Posttransplant peripheral blood donor–specific interferon-γ enzyme-linked immune spot assay differentiates risk of subclinical rejection and de novo donor-specific alloantibodies in kidney transplant recipients

Noninvasive diagnosis of kidney allograft inflammation in transplant recipients with stable graft function (subclinical rejection) could permit more effective therapy and prevent later development of de novo anti-donor HLA antibodies and/or graft dysfunction. Here we tested whether quantifying posttransplant donor-specific alloreactive T-cells by IFN-γ ELISPOT assay noninvasively detects subclinical T–cell mediated rejection and/or predicts development of anti-donor HLA antibodies. Using an initial cross-sectional cohort of 60 kidney transplant patients with six-month surveillance biopsies, we found that negative donor-specific IFN-γ ELISPOT assays accurately ruled out the presence of subclinical T–cell mediated rejection. These results were validated using a distinct prospective cohort of 101 patients where donor-specific IFN-γ ELISPOT results at both three- and six-months posttransplant significantly differentiated patients with subclinical T–cell mediated rejection at six months, independent of other clinical variables (odds ratio 0.072, 95% confidence interval 0.008-0.653).

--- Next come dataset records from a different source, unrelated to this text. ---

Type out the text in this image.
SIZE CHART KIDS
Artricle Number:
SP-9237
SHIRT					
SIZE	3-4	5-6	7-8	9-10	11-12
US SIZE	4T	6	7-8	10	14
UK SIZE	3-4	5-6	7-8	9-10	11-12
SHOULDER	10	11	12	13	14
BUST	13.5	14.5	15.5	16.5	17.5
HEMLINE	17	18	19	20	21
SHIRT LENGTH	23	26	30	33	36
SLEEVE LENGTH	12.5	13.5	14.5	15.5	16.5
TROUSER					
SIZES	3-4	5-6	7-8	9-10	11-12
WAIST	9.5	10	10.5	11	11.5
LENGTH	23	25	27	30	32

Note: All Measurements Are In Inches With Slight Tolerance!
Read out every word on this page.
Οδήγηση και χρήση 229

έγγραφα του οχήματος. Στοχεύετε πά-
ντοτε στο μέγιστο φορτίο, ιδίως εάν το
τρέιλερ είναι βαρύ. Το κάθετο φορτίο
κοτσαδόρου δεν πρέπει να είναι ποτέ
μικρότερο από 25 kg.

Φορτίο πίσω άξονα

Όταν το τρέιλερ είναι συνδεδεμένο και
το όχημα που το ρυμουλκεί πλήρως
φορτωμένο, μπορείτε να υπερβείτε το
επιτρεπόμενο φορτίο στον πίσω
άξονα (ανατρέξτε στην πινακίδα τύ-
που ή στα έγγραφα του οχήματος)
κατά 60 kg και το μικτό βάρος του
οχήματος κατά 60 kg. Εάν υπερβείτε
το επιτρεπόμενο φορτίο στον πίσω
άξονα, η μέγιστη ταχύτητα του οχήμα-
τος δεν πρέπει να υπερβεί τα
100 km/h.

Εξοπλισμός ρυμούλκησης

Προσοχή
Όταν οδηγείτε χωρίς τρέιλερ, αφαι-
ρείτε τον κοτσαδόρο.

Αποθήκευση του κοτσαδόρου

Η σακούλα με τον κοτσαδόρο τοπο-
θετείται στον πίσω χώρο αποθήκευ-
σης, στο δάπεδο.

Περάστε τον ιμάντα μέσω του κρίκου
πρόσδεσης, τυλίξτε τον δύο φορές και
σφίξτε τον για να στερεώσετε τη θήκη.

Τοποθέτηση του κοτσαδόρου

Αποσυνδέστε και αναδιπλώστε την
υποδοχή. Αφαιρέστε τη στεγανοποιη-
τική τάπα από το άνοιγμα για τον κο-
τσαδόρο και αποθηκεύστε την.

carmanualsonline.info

The posttransplant donor-specific IFN-γ ELISPOT results independently associated with subsequent development of significant anti-donor HLA antibodies (0.085, 0.008-0.862) and with significantly worse two-year function (estimated glomerular filtration rate) compared to patients with a negative test. Thus, posttransplant immune monitoring by donor-specific IFN-γ ELISPOT can assess risk for developing subclinical T–cell mediated rejection and anti-donor HLA antibodies, potentially limiting the need for surveillance biopsies. Our study provides a guide for individualizing immunosuppression to improve posttransplant outcomes.